Historic district in Wyoming, United States

The J. C. Penney Historic District is a historic district in Kemmerer, Wyoming, encompassing several properties associated with James Cash Penney (1875-1971). The district includes the Golden Rule Store, the first in what became the J. C. Penney department store chain, and Penney's home during the store's early years. The district was declared a National Historic Landmark District in 1978, for Penney's role in creating one of the first national department store chains.

==Description and history==
The J. C. Penney Historic District is located on the southern edge of downtown Kemmerer, encompassing about 1.2 acre at the junction of JC Penney Drive and South Main Street. Located along the southeast side of South Main Street at this junction are two commercial buildings, of which the one on the right was the original "mother store" of the J. C. Penney department store chain. Both are two-story structures, the one on the left sporting a typical Western false front in front of a gabled roof. The Penney store building is built of stone and has a facade of marble and cast iron, with a flat roof. The district originally included a third commercial building which flanked the Penney store on its right; this building has been demolished.

Across JC Penney Drive from the two commercial buildings is a small park, in which stands the J. C. Penney House, now a historic house museum. It is a small 1-1/2 story frame house, with a gabled roof and clapboarded exterior. It was probably built about 1900, and was home to the Penney family from 1902 to 1909. It remained Penney's property until his death in 1971.

James Cash Penney, a native of Missouri, began retailing in 1895 as a clerk in various dry goods retailers.
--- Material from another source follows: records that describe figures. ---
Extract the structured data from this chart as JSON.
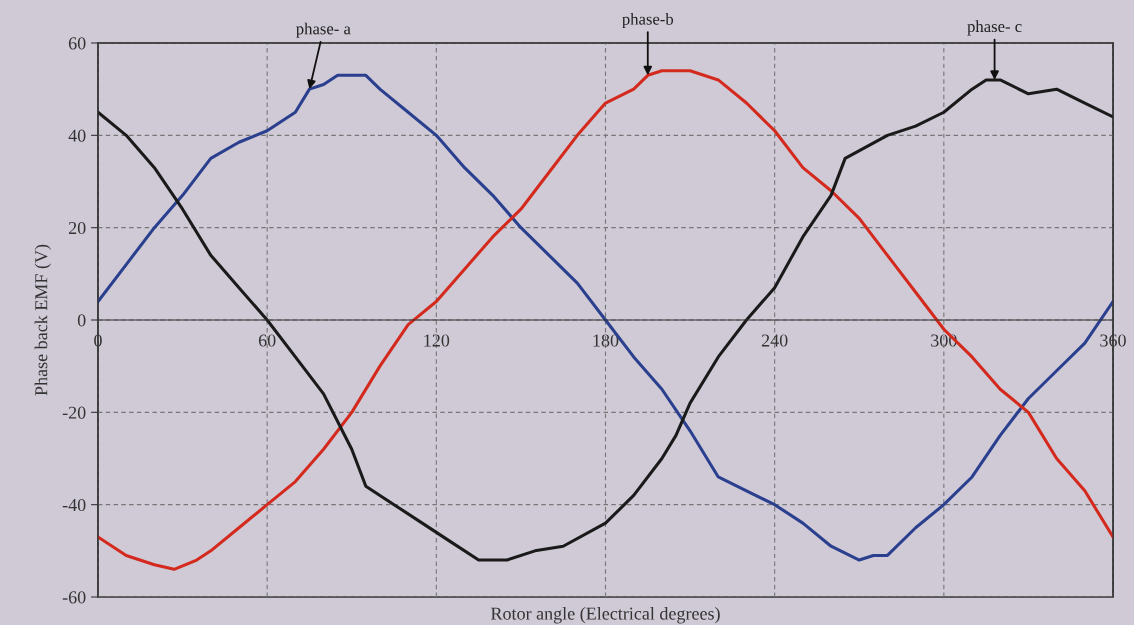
{
  "chart_data": {
    "type": "line",
    "xlabel": "Rotor angle (Electrical degrees)",
    "ylabel": "Phase back EMF (V)",
    "xlim": [
      0,
      360
    ],
    "xticks": [
      0,
      60,
      120,
      180,
      240,
      300,
      360
    ],
    "ylim": [
      -60,
      60
    ],
    "yticks": [
      -60,
      -40,
      -20,
      0,
      20,
      40,
      60
    ],
    "grid": true,
    "line_style": "solid",
    "marker": "none",
    "series": [
      {
        "color": "#2b3f8f",
        "x": [
          0,
          10,
          20,
          30,
          40,
          50,
          60,
          70,
          75,
          80,
          85,
          95,
          100,
          110,
          120,
          130,
          140,
          150,
          160,
          170,
          180,
          190,
          200,
          210,
          220,
          230,
          240,
          250,
          260,
          270,
          275,
          280,
          290,
          300,
          310,
          320,
          330,
          340,
          350,
          360
        ],
        "values": [
          4,
          12,
          20,
          27,
          35,
          38.5,
          41,
          45,
          50,
          51,
          53,
          53,
          50,
          45,
          40,
          33,
          27,
          20,
          14,
          8,
          0,
          -8,
          -15,
          -24,
          -34,
          -37,
          -40,
          -44,
          -49,
          -52,
          -51,
          -51,
          -45,
          -40,
          -34,
          -25,
          -17,
          -11,
          -5,
          4
        ]
      },
      {
        "color": "#d42a1e",
        "x": [
          0,
          10,
          20,
          27,
          35,
          40,
          50,
          60,
          70,
          80,
          90,
          100,
          110,
          120,
          130,
          140,
          150,
          160,
          170,
          180,
          190,
          195,
          200,
          210,
          220,
          230,
          240,
          250,
          260,
          270,
          280,
          290,
          300,
          310,
          320,
          330,
          340,
          350,
          360
        ],
        "values": [
          -47,
          -51,
          -53,
          -54,
          -52,
          -50,
          -45,
          -40,
          -35,
          -28,
          -20,
          -10,
          -1,
          4,
          11,
          18,
          24,
          32,
          40,
          47,
          50,
          53,
          54,
          54,
          52,
          47,
          41,
          33,
          28,
          22,
          14,
          6,
          -2,
          -8,
          -15,
          -20,
          -30,
          -37,
          -47
        ]
      },
      {
        "color": "#1a1a1a",
        "x": [
          0,
          10,
          20,
          30,
          40,
          50,
          60,
          70,
          80,
          90,
          95,
          105,
          115,
          125,
          135,
          145,
          155,
          165,
          180,
          190,
          200,
          205,
          210,
          220,
          230,
          240,
          250,
          260,
          265,
          280,
          290,
          300,
          310,
          315,
          320,
          330,
          340,
          350,
          360
        ],
        "values": [
          45,
          40,
          33,
          24,
          14,
          7,
          0,
          -8,
          -16,
          -28,
          -36,
          -40,
          -44,
          -48,
          -52,
          -52,
          -50,
          -49,
          -44,
          -38,
          -30,
          -25,
          -18,
          -8,
          0,
          7,
          18,
          27,
          35,
          40,
          42,
          45,
          50,
          52,
          52,
          49,
          50,
          47,
          44
        ]
      }
    ],
    "annotations": [
      {
        "text": "phase- a",
        "x": 75,
        "y": 50
      },
      {
        "text": "phase-b",
        "x": 195,
        "y": 53
      },
      {
        "text": "phase- c",
        "x": 318,
        "y": 52
      }
    ]
  }
}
Eventually taken into partnership with one of his employers, he opened the "Golden Rule Store" in Kemmerer in 1902 at a different location on Pine Street (no longer standing). The store quickly outgrew that space, and in 1904 he moved into the left side of this building, eventually taking it over. By 1907 he had bought out his original business partners, and opened two more stores. This was the start of a business empire that had more than $5 billion in sales in the 1970s. Penney's success was eventually emulated by other firms, notably the mail-order retailers Sears, Roebuck and Montgomery Ward, which also eventually built nationwide retail chains.

The retailer continues to operate a store in Kemmerer; it is located a short distance away from the historic district, at JC Penney Drive and Pine Avenue.